Imaging groups throughout the United States have moved to standardized radiology reports in recent years, and it’s a trend that continues to pick up steam. One side effect of this change is that leaders must then perform long, labor-intensive manual audits of their team’s reports to confirm compliance. But what if groups could somehow perform an automated audit, making those pesky manual audits a thing of the past?
According to new research published in the Journal of the American College of Radiology, software using natural language processing and machine learning algorithms can accurately audit radiologist compliance with report templates. The study’s authors audited radiology reports from October 2015 at their facility both automatically—using this new software—and manually—looking at 25 reports for each of the faculty’s 42 members.
Overall, the manual audit found a compliance rate of 91.2 percent, with a confidence interval of 89.3 percent to 92.8 percent. The automated audit, meanwhile, found a compliance rate of 92 percent, which sits firmly in that interval.

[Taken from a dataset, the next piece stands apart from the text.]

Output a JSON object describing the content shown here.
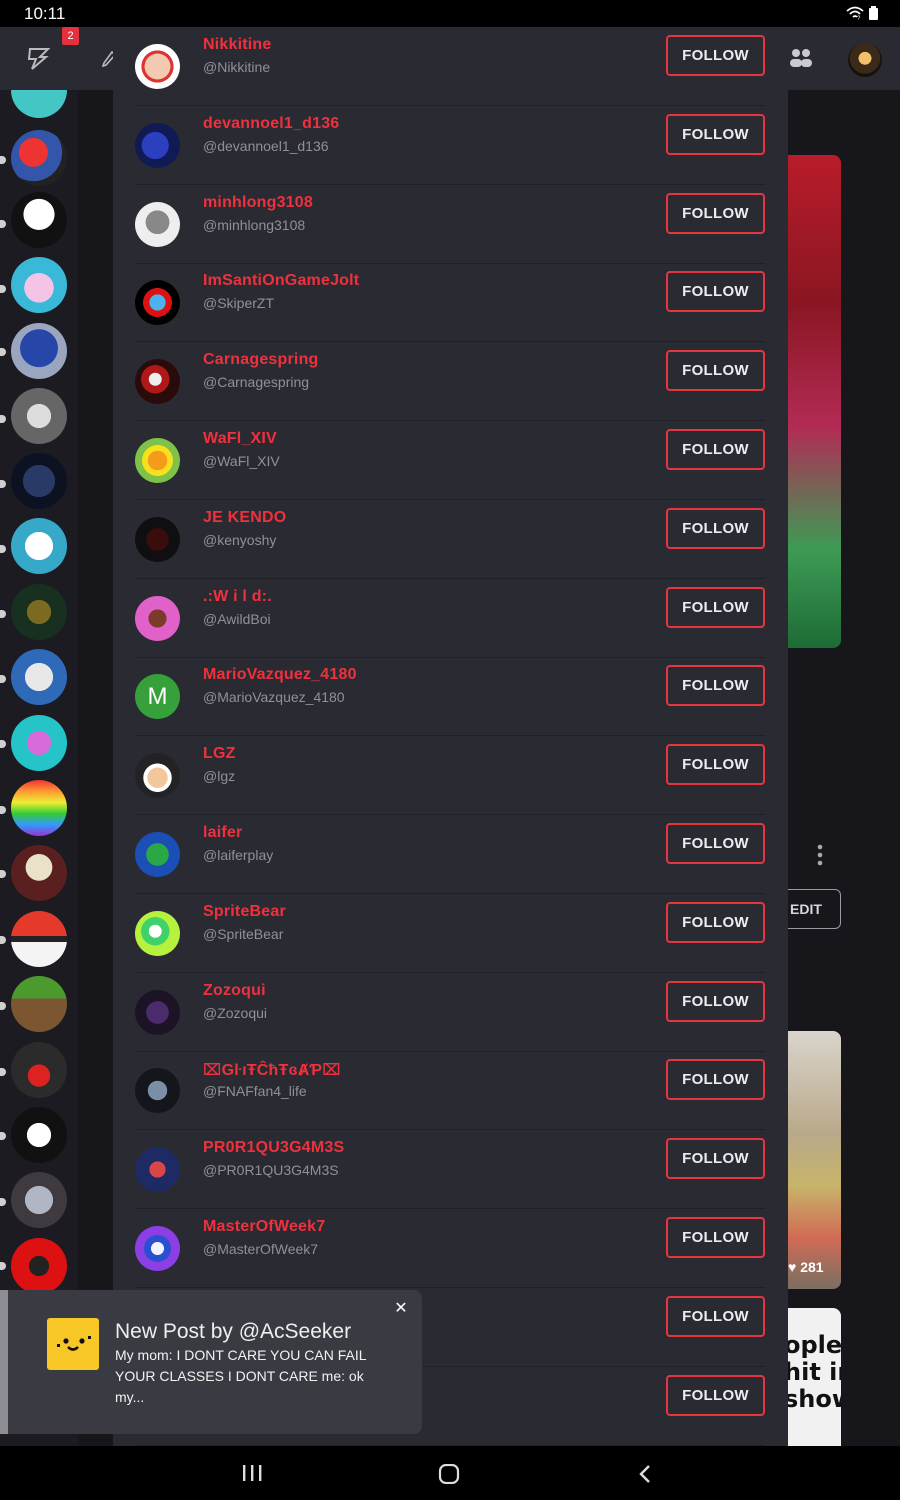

“Related to the particular issue of faculty compliance with standardized reports, this automated process can save significant labor expenses related to performing such audits,” wrote lead author Lane F. Donnelly, MD, of the department of radiology at Stanford University in Stanford, California, and colleagues. “The information can be used as a quality indicator for radiology dashboards, incentive programs, or practitioner evaluation, such as Ongoing Professional Practice Evaluation. Feedback about individual faculty member compliance with use of standardized reports can be particularly helpful during the period when a department is transitioning from free dictation of reports to use of standardized templates.”
Donnelly et al. also wrote that they have witnessed the effectiveness of standardized reports firsthand: Since the initial implementation of their report templates, faculty compliance jumped from 91.2 percent in October 2015 to 99.5 percent in June 2017.
The authors added that their study had several limitations. For instance, only a single month’s radiology reports were studied, and the software has yet to be tested on a “real-time basis.”